Kubernetes AI Infrastructure

GPU-Optimized Kubernetes for LLM Inference: The Enterprise Playbook for 2026

📅 March 21, 2026 ✍️ Rajesh Gheware ⏱️ 11 min read 🏷️ Kubernetes · GPU · LLM Inference · Enterprise AI

In early 2026, Kubernetes crossed a threshold: it became the de facto runtime for enterprise LLM inference — not just model training. But running a Llama-3 70B or Mistral-large model on Kubernetes is a completely different engineering challenge from running microservices. Without proper GPU-optimized Kubernetes design, teams are wasting 60–70% of their GPU budget and seeing inference latency that would make users abandon the product. I've watched this exact failure pattern happen at scale. Here's how to avoid it.

⚡ Key Takeaways

GPU-optimized Kubernetes requires purpose-built node pools — don't mix CPU and GPU workloads on the same nodes
Model quantization (INT4/INT8, BitNet) can cut GPU memory requirements by 50–75% without meaningful accuracy loss for enterprise use cases
Kubernetes Device Plugin + extended resources are mandatory for GPU scheduling — not optional add-ons
NVIDIA MIG (Multi-Instance GPU) partitioning lets you run 7 independent inference pods on a single A100 — critical for cost control
Right-sized GPU node pools with autoscaling can reduce cloud GPU spend by 40–60% vs. static provisioning

Why Kubernetes Has Become the LLM Inference Runtime of Choice

At JPMorgan, we never ran GPU workloads on Kubernetes in 2015. We provisioned bare-metal GPU servers, dedicated them to specific models, and prayed they stayed up. The operational overhead was enormous — patching, scaling, failover, load balancing — all custom-built. Today, enterprises running LLMs on Kubernetes inherit a decade of container orchestration maturity. That is a genuine competitive advantage, if you configure it correctly.

The enterprise pull toward Kubernetes for LLM inference has accelerated dramatically in Q1 2026. Three convergent forces drove this:

Cost pressure: A100 80GB instances cost $3–8/hour on AWS/GCP/Azure. Static GPU provisioning at enterprise scale burns millions before you write your first inference query. Kubernetes auto-scaling changes the math entirely.
Multi-model deployments: Enterprises are no longer running one LLM. L&D teams use one model, customer service uses another, code review uses a third. Kubernetes multi-tenancy makes this tractable.
Operational consistency: Your CI/CD pipelines, monitoring (Prometheus/Grafana), secrets management, and RBAC already live in Kubernetes. Inference should too.

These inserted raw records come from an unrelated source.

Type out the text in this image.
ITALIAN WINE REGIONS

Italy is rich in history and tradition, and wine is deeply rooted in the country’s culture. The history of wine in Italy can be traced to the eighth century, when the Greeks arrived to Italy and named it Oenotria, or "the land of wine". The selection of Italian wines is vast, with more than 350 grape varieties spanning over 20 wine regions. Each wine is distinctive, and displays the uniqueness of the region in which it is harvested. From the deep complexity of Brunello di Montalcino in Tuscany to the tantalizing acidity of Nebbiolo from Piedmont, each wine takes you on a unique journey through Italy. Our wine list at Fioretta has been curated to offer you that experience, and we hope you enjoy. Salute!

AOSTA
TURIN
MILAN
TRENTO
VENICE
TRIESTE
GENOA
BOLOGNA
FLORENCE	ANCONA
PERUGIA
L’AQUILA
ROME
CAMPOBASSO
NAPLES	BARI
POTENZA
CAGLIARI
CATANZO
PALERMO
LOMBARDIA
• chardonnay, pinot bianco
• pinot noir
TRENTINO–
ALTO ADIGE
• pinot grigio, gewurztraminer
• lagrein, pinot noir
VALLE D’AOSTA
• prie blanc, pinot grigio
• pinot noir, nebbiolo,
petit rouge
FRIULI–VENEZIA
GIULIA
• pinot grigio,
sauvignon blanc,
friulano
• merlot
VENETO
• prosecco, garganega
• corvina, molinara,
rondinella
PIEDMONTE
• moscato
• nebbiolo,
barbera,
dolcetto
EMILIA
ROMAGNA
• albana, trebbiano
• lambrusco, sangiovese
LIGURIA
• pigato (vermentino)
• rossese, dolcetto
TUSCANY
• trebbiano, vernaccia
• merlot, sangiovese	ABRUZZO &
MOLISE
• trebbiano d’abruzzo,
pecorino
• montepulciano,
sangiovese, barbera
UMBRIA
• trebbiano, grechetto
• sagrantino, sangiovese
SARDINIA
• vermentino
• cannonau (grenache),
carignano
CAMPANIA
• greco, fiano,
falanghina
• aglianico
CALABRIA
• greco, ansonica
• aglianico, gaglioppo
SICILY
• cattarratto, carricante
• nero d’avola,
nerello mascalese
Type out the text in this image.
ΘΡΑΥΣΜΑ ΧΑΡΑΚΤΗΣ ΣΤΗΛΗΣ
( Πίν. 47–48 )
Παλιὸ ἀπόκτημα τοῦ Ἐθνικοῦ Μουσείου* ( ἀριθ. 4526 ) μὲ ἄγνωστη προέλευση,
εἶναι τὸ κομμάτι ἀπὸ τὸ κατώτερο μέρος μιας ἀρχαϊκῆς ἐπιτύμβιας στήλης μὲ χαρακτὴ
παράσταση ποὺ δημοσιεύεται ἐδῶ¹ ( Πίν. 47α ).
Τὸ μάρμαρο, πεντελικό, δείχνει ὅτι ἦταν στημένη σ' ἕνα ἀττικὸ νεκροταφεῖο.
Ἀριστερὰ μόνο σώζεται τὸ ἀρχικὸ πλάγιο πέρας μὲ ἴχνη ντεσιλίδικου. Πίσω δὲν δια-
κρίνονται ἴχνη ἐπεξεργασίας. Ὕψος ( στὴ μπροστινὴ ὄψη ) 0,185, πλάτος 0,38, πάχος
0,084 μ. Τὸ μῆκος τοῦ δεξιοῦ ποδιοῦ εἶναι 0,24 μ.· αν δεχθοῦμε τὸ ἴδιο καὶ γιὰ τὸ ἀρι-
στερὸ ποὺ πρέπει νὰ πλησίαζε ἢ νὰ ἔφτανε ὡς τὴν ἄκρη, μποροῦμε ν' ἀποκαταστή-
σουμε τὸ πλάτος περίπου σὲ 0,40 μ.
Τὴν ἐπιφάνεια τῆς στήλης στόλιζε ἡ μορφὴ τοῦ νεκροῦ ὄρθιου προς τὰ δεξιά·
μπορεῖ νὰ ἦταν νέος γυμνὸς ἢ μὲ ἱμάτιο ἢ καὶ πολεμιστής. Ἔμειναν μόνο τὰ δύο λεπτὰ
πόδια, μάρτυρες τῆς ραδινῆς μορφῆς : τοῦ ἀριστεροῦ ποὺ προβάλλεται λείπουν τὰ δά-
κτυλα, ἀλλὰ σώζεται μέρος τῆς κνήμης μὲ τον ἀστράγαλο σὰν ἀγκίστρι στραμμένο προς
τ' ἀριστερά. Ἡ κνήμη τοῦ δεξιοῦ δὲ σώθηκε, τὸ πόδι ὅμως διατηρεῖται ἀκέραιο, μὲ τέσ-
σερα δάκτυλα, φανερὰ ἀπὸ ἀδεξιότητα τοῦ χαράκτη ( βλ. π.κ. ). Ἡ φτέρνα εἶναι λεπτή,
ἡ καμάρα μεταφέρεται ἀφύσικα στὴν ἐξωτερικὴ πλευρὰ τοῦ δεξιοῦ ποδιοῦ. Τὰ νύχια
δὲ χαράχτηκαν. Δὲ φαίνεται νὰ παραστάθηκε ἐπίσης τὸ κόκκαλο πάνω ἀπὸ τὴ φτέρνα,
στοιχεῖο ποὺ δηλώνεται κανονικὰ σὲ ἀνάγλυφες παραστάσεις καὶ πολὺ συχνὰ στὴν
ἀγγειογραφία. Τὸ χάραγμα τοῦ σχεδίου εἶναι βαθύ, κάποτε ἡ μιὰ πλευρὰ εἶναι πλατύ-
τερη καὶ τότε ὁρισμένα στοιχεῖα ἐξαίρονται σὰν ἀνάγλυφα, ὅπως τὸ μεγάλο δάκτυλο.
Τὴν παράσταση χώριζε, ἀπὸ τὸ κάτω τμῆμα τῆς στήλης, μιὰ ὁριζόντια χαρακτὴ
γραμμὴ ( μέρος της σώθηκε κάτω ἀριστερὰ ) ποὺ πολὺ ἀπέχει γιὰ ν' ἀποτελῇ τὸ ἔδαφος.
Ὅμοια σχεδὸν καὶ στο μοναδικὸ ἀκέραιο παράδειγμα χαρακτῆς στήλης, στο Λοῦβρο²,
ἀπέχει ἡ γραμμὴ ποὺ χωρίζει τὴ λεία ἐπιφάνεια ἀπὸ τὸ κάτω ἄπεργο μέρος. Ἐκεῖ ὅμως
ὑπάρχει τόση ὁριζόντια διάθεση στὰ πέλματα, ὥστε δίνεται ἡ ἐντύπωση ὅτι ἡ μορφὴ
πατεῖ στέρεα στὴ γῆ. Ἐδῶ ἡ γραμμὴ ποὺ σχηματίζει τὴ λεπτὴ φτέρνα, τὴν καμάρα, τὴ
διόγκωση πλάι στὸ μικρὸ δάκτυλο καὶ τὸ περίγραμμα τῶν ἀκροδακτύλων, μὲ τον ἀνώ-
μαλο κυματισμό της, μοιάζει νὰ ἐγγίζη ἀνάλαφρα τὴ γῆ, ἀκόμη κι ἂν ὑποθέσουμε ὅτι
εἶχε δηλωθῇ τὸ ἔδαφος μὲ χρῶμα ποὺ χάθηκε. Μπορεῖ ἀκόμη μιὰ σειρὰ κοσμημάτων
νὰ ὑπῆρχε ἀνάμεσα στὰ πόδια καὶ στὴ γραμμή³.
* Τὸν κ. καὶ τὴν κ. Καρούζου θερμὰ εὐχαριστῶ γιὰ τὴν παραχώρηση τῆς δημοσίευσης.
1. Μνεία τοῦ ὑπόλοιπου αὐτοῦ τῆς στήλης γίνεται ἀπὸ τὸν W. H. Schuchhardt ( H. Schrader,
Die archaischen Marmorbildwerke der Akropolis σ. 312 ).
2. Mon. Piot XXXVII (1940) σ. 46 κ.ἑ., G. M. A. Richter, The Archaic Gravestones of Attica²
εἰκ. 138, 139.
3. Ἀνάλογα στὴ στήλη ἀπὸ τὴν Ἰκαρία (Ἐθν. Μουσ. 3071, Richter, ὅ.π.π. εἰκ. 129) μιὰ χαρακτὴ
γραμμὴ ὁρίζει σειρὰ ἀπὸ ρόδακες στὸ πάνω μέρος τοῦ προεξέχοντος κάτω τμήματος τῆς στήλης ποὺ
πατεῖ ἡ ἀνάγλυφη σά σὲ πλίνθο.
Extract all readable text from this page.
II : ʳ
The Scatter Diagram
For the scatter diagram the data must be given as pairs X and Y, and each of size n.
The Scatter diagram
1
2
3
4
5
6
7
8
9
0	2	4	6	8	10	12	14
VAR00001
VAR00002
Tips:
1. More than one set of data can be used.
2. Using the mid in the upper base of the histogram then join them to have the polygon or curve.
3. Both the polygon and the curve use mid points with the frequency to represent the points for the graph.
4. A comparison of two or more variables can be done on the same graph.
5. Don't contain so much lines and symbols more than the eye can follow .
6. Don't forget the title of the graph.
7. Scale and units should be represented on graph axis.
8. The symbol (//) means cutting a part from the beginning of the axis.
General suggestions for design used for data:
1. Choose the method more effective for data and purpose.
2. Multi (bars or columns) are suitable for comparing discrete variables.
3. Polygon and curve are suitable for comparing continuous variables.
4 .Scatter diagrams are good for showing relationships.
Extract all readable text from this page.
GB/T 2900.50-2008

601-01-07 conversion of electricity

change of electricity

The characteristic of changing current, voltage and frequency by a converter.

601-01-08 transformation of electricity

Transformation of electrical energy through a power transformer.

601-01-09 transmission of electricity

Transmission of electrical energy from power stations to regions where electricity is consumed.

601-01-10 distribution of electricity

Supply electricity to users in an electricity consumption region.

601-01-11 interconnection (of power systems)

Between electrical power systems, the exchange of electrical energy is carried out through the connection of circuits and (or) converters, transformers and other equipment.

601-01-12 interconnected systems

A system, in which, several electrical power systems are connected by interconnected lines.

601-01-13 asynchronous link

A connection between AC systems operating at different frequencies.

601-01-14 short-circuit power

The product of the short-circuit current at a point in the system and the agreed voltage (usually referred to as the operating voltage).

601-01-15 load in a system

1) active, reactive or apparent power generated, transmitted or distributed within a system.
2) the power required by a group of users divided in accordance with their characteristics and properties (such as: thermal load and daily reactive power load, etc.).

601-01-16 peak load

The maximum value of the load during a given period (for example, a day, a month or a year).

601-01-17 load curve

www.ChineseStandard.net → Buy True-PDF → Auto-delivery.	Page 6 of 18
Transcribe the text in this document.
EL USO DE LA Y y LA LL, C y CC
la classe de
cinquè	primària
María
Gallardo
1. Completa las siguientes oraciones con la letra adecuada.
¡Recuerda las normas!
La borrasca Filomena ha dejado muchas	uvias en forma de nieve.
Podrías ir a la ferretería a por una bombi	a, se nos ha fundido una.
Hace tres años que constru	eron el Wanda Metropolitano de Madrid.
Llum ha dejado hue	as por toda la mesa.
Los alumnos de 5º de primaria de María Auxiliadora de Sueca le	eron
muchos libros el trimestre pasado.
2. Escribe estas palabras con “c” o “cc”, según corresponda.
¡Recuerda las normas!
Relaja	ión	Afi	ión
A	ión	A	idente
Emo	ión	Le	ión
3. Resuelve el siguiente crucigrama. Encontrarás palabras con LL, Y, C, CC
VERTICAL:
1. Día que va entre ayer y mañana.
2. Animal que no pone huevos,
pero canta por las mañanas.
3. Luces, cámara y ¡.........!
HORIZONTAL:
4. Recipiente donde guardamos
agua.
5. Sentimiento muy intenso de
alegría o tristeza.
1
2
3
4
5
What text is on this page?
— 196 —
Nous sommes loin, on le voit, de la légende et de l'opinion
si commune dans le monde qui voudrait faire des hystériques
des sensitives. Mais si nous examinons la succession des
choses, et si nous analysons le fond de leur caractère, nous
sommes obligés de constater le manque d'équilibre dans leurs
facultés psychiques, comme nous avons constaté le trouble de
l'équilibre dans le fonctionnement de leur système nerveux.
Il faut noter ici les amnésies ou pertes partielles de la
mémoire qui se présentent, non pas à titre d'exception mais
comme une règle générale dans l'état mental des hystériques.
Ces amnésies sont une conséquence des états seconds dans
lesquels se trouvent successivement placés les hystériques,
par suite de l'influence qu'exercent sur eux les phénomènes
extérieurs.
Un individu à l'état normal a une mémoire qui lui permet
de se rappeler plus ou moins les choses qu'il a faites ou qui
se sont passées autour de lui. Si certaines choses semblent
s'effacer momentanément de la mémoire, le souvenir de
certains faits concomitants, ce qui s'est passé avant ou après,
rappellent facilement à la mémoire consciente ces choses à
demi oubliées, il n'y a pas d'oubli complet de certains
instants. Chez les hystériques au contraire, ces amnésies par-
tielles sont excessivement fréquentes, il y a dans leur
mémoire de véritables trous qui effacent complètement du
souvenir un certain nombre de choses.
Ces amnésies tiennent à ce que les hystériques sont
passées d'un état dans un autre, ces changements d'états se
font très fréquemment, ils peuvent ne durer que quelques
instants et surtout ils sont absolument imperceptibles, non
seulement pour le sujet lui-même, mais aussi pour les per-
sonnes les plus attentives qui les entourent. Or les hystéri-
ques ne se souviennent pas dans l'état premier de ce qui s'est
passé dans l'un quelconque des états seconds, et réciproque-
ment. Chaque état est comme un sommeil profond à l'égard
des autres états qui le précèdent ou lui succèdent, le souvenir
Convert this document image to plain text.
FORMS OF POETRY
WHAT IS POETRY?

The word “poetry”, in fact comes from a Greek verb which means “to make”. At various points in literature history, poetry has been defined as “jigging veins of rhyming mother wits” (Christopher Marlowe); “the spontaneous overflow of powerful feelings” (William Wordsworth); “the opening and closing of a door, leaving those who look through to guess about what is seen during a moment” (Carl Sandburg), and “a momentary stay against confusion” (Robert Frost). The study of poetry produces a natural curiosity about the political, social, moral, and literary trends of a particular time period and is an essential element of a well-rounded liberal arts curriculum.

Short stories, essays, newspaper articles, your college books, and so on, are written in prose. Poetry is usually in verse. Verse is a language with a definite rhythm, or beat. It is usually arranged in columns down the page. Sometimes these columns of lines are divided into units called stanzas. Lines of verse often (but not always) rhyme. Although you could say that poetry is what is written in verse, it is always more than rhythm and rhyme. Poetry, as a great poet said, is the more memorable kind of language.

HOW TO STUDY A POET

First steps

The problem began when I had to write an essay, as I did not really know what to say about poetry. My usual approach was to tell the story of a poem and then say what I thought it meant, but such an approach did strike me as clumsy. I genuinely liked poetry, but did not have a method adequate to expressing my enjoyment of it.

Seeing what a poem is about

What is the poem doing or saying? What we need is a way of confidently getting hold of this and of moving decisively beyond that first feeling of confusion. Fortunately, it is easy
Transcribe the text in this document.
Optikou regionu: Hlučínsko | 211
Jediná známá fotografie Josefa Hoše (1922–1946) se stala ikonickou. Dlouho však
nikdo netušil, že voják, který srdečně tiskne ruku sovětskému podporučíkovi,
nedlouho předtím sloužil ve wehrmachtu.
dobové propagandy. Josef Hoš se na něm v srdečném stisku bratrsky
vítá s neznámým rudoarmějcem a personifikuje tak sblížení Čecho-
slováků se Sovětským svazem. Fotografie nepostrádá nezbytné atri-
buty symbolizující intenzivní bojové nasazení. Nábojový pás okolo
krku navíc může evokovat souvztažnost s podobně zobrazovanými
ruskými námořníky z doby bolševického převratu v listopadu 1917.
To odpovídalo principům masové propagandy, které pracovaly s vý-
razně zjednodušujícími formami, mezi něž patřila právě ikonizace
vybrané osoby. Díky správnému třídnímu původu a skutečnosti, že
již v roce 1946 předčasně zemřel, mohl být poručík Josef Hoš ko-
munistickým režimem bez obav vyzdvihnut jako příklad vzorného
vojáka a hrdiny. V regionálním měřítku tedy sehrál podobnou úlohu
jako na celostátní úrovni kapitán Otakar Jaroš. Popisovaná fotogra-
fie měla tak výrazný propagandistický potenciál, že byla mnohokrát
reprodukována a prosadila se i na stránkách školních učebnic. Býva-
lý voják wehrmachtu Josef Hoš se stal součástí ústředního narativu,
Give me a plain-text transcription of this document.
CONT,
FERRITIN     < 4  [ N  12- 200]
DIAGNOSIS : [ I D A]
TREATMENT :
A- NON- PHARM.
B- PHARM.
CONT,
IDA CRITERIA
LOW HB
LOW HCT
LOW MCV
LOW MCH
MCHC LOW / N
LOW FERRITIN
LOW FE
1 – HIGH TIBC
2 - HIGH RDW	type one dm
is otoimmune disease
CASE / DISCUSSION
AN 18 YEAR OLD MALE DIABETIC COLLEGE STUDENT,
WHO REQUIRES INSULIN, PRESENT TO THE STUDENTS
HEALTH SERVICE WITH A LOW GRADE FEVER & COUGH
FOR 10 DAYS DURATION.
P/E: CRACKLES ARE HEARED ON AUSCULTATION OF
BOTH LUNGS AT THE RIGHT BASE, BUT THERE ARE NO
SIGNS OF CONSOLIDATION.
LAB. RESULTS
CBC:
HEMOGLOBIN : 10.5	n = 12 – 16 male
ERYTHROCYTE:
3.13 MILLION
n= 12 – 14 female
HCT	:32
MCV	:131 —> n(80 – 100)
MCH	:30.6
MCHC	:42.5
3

💡 2026 Data Point: Google Cloud's "Quantizing LLMs on GKE" post — one of the highest-traffic technical articles in Q1 2026 — reported 3.2x throughput improvement and 68% cost reduction by combining INT4 quantization with right-sized GPU node pools on GKE. Enterprise teams not reading this are leaving significant money on the table.

Designing GPU Node Pools: The Architecture That Actually Scales

The most common mistake I see in enterprise Kubernetes setups: one GPU node pool for everything. Training jobs compete with inference pods. Batch embedding tasks starve latency-sensitive chat inference. You end up with neither workload performing well.

The correct architecture uses purpose-built node pools with strict affinity and tainting:

# Node pool taint for LLM inference (GKE example)
gcloud container node-pools create llm-inference-pool \
  --cluster=enterprise-ai-cluster \
  --machine-type=a2-highgpu-1g \          # A100 40GB
  --accelerator type=nvidia-tesla-a100,count=1 \
  --num-nodes=3 \
  --min-nodes=1 \
  --max-nodes=10 \
  --enable-autoscaling \
  --node-taints=workload=llm-inference:NoSchedule \
  --node-labels=gpu-type=a100,workload-class=inference

---
# Separate pool for training/fine-tuning (bursty, long-running)
gcloud container node-pools create llm-training-pool \
  --machine-type=a2-highgpu-8g \          # 8x A100 for distributed training
  --num-nodes=0 \
  --min-nodes=0 \
  --max-nodes=4 \
  --enable-autoscaling \
  --node-taints=workload=llm-training:NoSchedule

The min-nodes=0 on the training pool is critical — training runs are infrequent but expensive. Scale to zero when idle, scale up within minutes for a scheduled fine-tuning run. Your inference pool stays always-on at minimum capacity (1 node) to avoid cold-start latency.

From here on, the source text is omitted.